L’interesse per l’interattività rappresenta lo sbocco “naturale” di un percorso artistico che ha da sempre privilegiato modalità performative, a partire dalle prime esperienze formative degli anni ’70 come animatore teatrale, cantastorie e musicista, attività che attestano un legame forte con le tradizioni popolari e l’esigenza di lavorare a stretto contatto con il pubblico. Allo stesso modo, le sperimentazioni con le tecnologie elettroniche e digitali che sempre più, a partire dagli anni ‘80 caratterizzano il suo lavoro, sono strettamente intrecciate al bisogno di intervenire su quelle “zone calde” della comunicazione contemporanea rappresentate dai mezzi di comunicazione di massa, per proporne usi alternativi, al di fuori delle logiche di mercato. L’approccio alla tecnologia è “low tech” per consentirne un uso accessibile a tutti e smitizzarne le valenze feticistiche. Approccio che privilegia pratiche collaborative e connettive, in modo da mettere in relazione persone e competenze diverse, contaminando linguaggi e generi.

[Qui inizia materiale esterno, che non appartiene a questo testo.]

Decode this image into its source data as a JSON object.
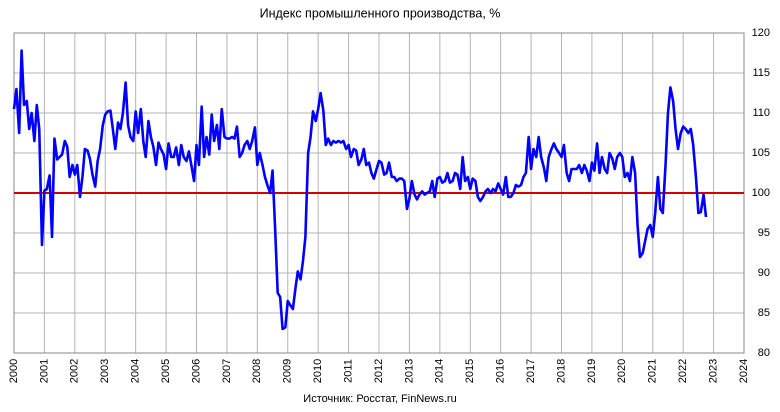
{
  "chart_data": {
    "type": "line",
    "title": "Индекс промышленного производства, %",
    "source": "Источник: Росстат, FinNews.ru",
    "xlim": [
      2000,
      2024
    ],
    "xticks": [
      2000,
      2001,
      2002,
      2003,
      2004,
      2005,
      2006,
      2007,
      2008,
      2009,
      2010,
      2011,
      2012,
      2013,
      2014,
      2015,
      2016,
      2017,
      2018,
      2019,
      2020,
      2021,
      2022,
      2023,
      2024
    ],
    "ylim": [
      80,
      120
    ],
    "yticks": [
      80,
      85,
      90,
      95,
      100,
      105,
      110,
      115,
      120
    ],
    "grid": true,
    "reference_line": {
      "value": 100,
      "color": "#d40000"
    },
    "x": [
      2000,
      2000.08,
      2000.17,
      2000.25,
      2000.33,
      2000.42,
      2000.5,
      2000.58,
      2000.67,
      2000.75,
      2000.83,
      2000.92,
      2001,
      2001.08,
      2001.17,
      2001.25,
      2001.33,
      2001.42,
      2001.5,
      2001.58,
      2001.67,
      2001.75,
      2001.83,
      2001.92,
      2002,
      2002.08,
      2002.17,
      2002.25,
      2002.33,
      2002.42,
      2002.5,
      2002.58,
      2002.67,
      2002.75,
      2002.83,
      2002.92,
      2003,
      2003.08,
      2003.17,
      2003.25,
      2003.33,
      2003.42,
      2003.5,
      2003.58,
      2003.67,
      2003.75,
      2003.83,
      2003.92,
      2004,
      2004.08,
      2004.17,
      2004.25,
      2004.33,
      2004.42,
      2004.5,
      2004.58,
      2004.67,
      2004.75,
      2004.83,
      2004.92,
      2005,
      2005.08,
      2005.17,
      2005.25,
      2005.33,
      2005.42,
      2005.5,
      2005.58,
      2005.67,
      2005.75,
      2005.83,
      2005.92,
      2006,
      2006.08,
      2006.17,
      2006.25,
      2006.33,
      2006.42,
      2006.5,
      2006.58,
      2006.67,
      2006.75,
      2006.83,
      2006.92,
      2007,
      2007.08,
      2007.17,
      2007.25,
      2007.33,
      2007.42,
      2007.5,
      2007.58,
      2007.67,
      2007.75,
      2007.83,
      2007.92,
      2008,
      2008.08,
      2008.17,
      2008.25,
      2008.33,
      2008.42,
      2008.5,
      2008.58,
      2008.67,
      2008.75,
      2008.83,
      2008.92,
      2009,
      2009.08,
      2009.17,
      2009.25,
      2009.33,
      2009.42,
      2009.5,
      2009.58,
      2009.67,
      2009.75,
      2009.83,
      2009.92,
      2010,
      2010.08,
      2010.17,
      2010.25,
      2010.33,
      2010.42,
      2010.5,
      2010.58,
      2010.67,
      2010.75,
      2010.83,
      2010.92,
      2011,
      2011.08,
      2011.17,
      2011.25,
      2011.33,
      2011.42,
      2011.5,
      2011.58,
      2011.67,
      2011.75,
      2011.83,
      2011.92,
      2012,
      2012.08,
      2012.17,
      2012.25,
      2012.33,
      2012.42,
      2012.5,
      2012.58,
      2012.67,
      2012.75,
      2012.83,
      2012.92,
      2013,
      2013.08,
      2013.17,
      2013.25,
      2013.33,
      2013.42,
      2013.5,
      2013.58,
      2013.67,
      2013.75,
      2013.83,
      2013.92,
      2014,
      2014.08,
      2014.17,
      2014.25,
      2014.33,
      2014.42,
      2014.5,
      2014.58,
      2014.67,
      2014.75,
      2014.83,
      2014.92,
      2015,
      2015.08,
      2015.17,
      2015.25,
      2015.33,
      2015.42,
      2015.5,
      2015.58,
      2015.67,
      2015.75,
      2015.83,
      2015.92,
      2016,
      2016.08,
      2016.17,
      2016.25,
      2016.33,
      2016.42,
      2016.5,
      2016.58,
      2016.67,
      2016.75,
      2016.83,
      2016.92,
      2017,
      2017.08,
      2017.17,
      2017.25,
      2017.33,
      2017.42,
      2017.5,
      2017.58,
      2017.67,
      2017.75,
      2017.83,
      2017.92,
      2018,
      2018.08,
      2018.17,
      2018.25,
      2018.33,
      2018.42,
      2018.5,
      2018.58,
      2018.67,
      2018.75,
      2018.83,
      2018.92,
      2019,
      2019.08,
      2019.17,
      2019.25,
      2019.33,
      2019.42,
      2019.5,
      2019.58,
      2019.67,
      2019.75,
      2019.83,
      2019.92,
      2020,
      2020.08,
      2020.17,
      2020.25,
      2020.33,
      2020.42,
      2020.5,
      2020.58,
      2020.67,
      2020.75,
      2020.83,
      2020.92,
      2021,
      2021.08,
      2021.17,
      2021.25,
      2021.33,
      2021.42,
      2021.5,
      2021.58,
      2021.67,
      2021.75,
      2021.83,
      2021.92,
      2022,
      2022.08,
      2022.17,
      2022.25,
      2022.33,
      2022.42,
      2022.5,
      2022.58,
      2022.67,
      2022.75
    ],
    "series": [
      {
        "color": "#0000ff",
        "values": [
          110.5,
          113,
          107.5,
          117.8,
          111,
          111.5,
          108,
          110,
          106.5,
          111,
          108,
          93.5,
          100.3,
          100.5,
          102.2,
          94.5,
          106.8,
          104.2,
          104.5,
          104.8,
          106.5,
          105.8,
          102,
          103.5,
          102.3,
          103.5,
          99.5,
          102,
          105.5,
          105.3,
          104.2,
          102.3,
          100.8,
          104,
          105.5,
          108.5,
          109.8,
          110.2,
          110.3,
          108,
          105.5,
          108.8,
          108,
          110,
          113.8,
          108.5,
          107,
          106.5,
          110.2,
          107.5,
          110.5,
          106.5,
          104.5,
          109,
          107,
          105.8,
          103.5,
          106.3,
          105.5,
          104.8,
          103,
          106.2,
          104.5,
          104.5,
          105.7,
          103.5,
          106,
          104.5,
          104,
          105.2,
          103.5,
          101.5,
          106,
          103.5,
          110.8,
          104.5,
          107,
          104.8,
          109.8,
          106.5,
          108.5,
          105.5,
          110.5,
          107,
          106.8,
          106.8,
          107,
          106.8,
          108.3,
          104.5,
          105,
          106,
          106.5,
          105.5,
          106.5,
          108.2,
          103.5,
          105,
          103.5,
          102,
          101,
          100,
          102.8,
          96,
          87.5,
          87,
          83,
          83.2,
          86.5,
          86,
          85.5,
          88,
          90.2,
          89.2,
          91.5,
          94.5,
          105,
          107,
          110.2,
          109,
          110.5,
          112.5,
          110.3,
          106,
          106.8,
          106,
          106.5,
          106.3,
          106.5,
          106.3,
          106.5,
          105.5,
          106,
          104.5,
          105.5,
          105.3,
          103.5,
          104.2,
          105.5,
          103.5,
          103.8,
          102.5,
          101.8,
          103,
          104,
          103.8,
          102.3,
          102.5,
          103.8,
          102,
          102,
          101.5,
          101.8,
          101.8,
          101.5,
          98,
          99.3,
          101.5,
          99.8,
          99.2,
          99.8,
          100.2,
          99.8,
          100,
          100.2,
          101.5,
          99.5,
          101.8,
          102,
          101.3,
          101.5,
          102.5,
          101.3,
          101.5,
          102.5,
          102.3,
          100.5,
          104.5,
          101.5,
          102,
          100.5,
          101.8,
          101.5,
          99.5,
          99,
          99.5,
          100.2,
          100.5,
          100,
          100.5,
          100.2,
          101.2,
          100.5,
          99.8,
          102,
          99.5,
          99.5,
          100,
          101,
          100.8,
          101,
          102,
          102.5,
          107,
          103,
          105.5,
          104.5,
          107,
          104.5,
          103.2,
          101.5,
          104.5,
          105.5,
          106.2,
          105.5,
          105,
          104.5,
          106,
          102.5,
          101.5,
          103,
          103,
          103,
          103.5,
          102.5,
          103.5,
          102.8,
          101.5,
          103.8,
          102.8,
          106.2,
          102.5,
          104.5,
          103,
          102.5,
          105,
          104.3,
          103,
          104.5,
          105,
          104.5,
          102,
          102.5,
          101.5,
          104.5,
          102.5,
          96,
          92,
          92.5,
          94,
          95.5,
          96,
          94.5,
          97.5,
          102,
          98,
          97.5,
          103.5,
          110,
          113.2,
          111.5,
          108,
          105.5,
          107.5,
          108.3,
          108,
          107.5,
          108,
          106,
          102,
          97.5,
          97.6,
          99.8,
          97
        ]
      }
    ]
  }
}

Non si contano le collaborazioni di Giacomo Verde con musicisti, teatranti, artisti, poeti, filmaker indipendenti, studenti, insegnanti ed operatori didattici: “mi piace molto mettere in relazione diversi linguaggi, così si possono fare opere più complete e plurisignificanti. E mi piace molto lavorare in gruppo, affidare parte del lavoro ad altre persone”.

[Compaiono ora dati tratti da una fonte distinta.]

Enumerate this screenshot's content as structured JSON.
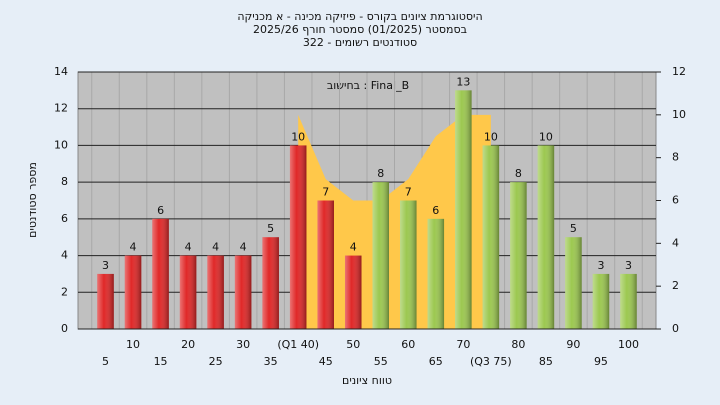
{
  "chart_data": {
    "type": "bar",
    "title": [
      "היסטוגרמת ציונים בקורס - פיזיקה מכינה - א מכניקה",
      "בסמסטר  (01/2025)  סמסטר חורף 2025/26",
      "סטודנטים רשומים - 322"
    ],
    "annotation": "Final_B : בחישוב",
    "x_label": "טווח ציונים",
    "y_label": "מספר סטודנטים",
    "categories": [
      "5",
      "10",
      "15",
      "20",
      "25",
      "30",
      "35",
      "(Q1 40)",
      "45",
      "50",
      "55",
      "60",
      "65",
      "70",
      "(Q3 75)",
      "80",
      "85",
      "90",
      "95",
      "100"
    ],
    "values": [
      3,
      4,
      6,
      4,
      4,
      4,
      5,
      10,
      7,
      4,
      8,
      7,
      6,
      13,
      10,
      8,
      10,
      5,
      3,
      3
    ],
    "colors": [
      "#e02828",
      "#e02828",
      "#e02828",
      "#e02828",
      "#e02828",
      "#e02828",
      "#e02828",
      "#e02828",
      "#e02828",
      "#e02828",
      "#9cc850",
      "#9cc850",
      "#9cc850",
      "#9cc850",
      "#9cc850",
      "#9cc850",
      "#9cc850",
      "#9cc850",
      "#9cc850",
      "#9cc850"
    ],
    "area": {
      "x": [
        40,
        45,
        50,
        55,
        60,
        65,
        70,
        75
      ],
      "values": [
        10,
        7,
        6,
        6,
        7,
        9,
        10,
        10
      ],
      "color": "#ffc84a",
      "axis": "y2"
    },
    "ylim": [
      0,
      14
    ],
    "yticks": [
      0,
      2,
      4,
      6,
      8,
      10,
      12,
      14
    ],
    "y2lim": [
      0,
      12
    ],
    "y2ticks": [
      0,
      2,
      4,
      6,
      8,
      10,
      12
    ],
    "grid": true
  }
}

L’impegno in ambito sociale e politico è un altro aspetto fondamentale che contraddistingue l’estetica relazionale di Giacomo Verde e che si traduce in svariate pratiche di attivismo artistico - azioni di netstrike, di sostegno e partecipazione attiva a campagne di controinformazione e ad iniziative no-profit - in una costante ricerca di un punto di equilibrio, non sempre facile da attuare, tra “bellezza” e “giustizia”, di quel mix giusto fra atteggiamenti etici (morali e politici), aspirazioni e ispirazioni espressive, tenuta e innovazione linguistica.

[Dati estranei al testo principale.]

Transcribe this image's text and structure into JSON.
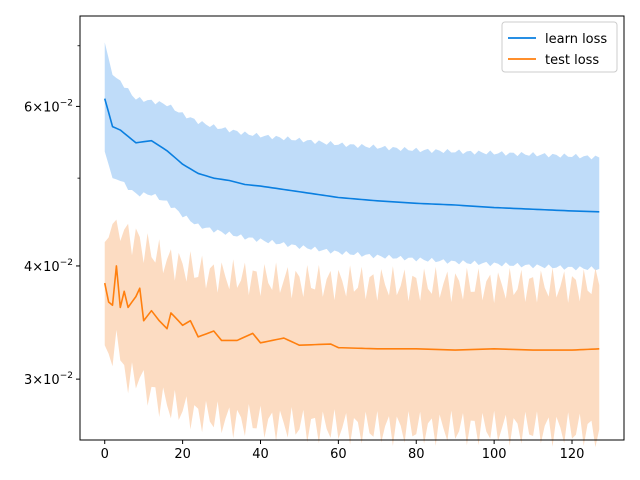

Distante dagli aspetti più vistosi e spettacolari del sistema dell’arte contemporanea, l’operare artistico di Giacomo Verde attecchisce e prolifica in territori decentrati ma vitali, per dar voce a bisogni e ad immaginari che non trovano spazio nei media ufficiali. Molti dei suoi progetti si configurano come kit creativi dotati di “istruzioni per l’uso”, opere aperte, o meglio “open source”, il cui codice sorgente è a disposizione di tutti, per incentivare sia la creatività individuale che collettiva. Lo spettatore che Giacomo Verde intende convocare attraverso le sue opere è uno spettatore vigile, consapevole dello scarto tra realtà e rappresentazione, che non si lascia trasportare passivamente nel gioco illusionistico dell’arte. Mettere in scena il linguaggio oltre che i contenuti, mostrare i processi di trasfigurazione del reale che ogni atto rappresentativo comporta, sono strategie estetiche e cognitive, “strategie di smascheramento” e di rottura della cornice illusionistica costantemente adottate da Giacomo Verde, come nel Tele-Racconto, dispositivo ideato dall’artista negli anni ’90, in cui si intrecciano narrazione, micro-teatro e macro-ripresa in diretta, divenuto poi una sorta di prototipo per altre oper’azioni performative, quali la realizazione di video-fondali-live in concerti, recital di poesia e spettacoli. Infine una scanzonata ironia, un’attitudine ludica e liberatoria permeano con una “leggerezza pensosa”, la sua poliedrica attività; del resto comicità e ironia, nell’arco di tutto il novecento, si sono rivelate delle preziose compagne dei linguaggi artistici, costituendo delle modalità espressive privilegiate attraverso cui si è cercato di dominare, metabolizzare e mettere in forma temi cruciali e perturbanti della contemporaneità.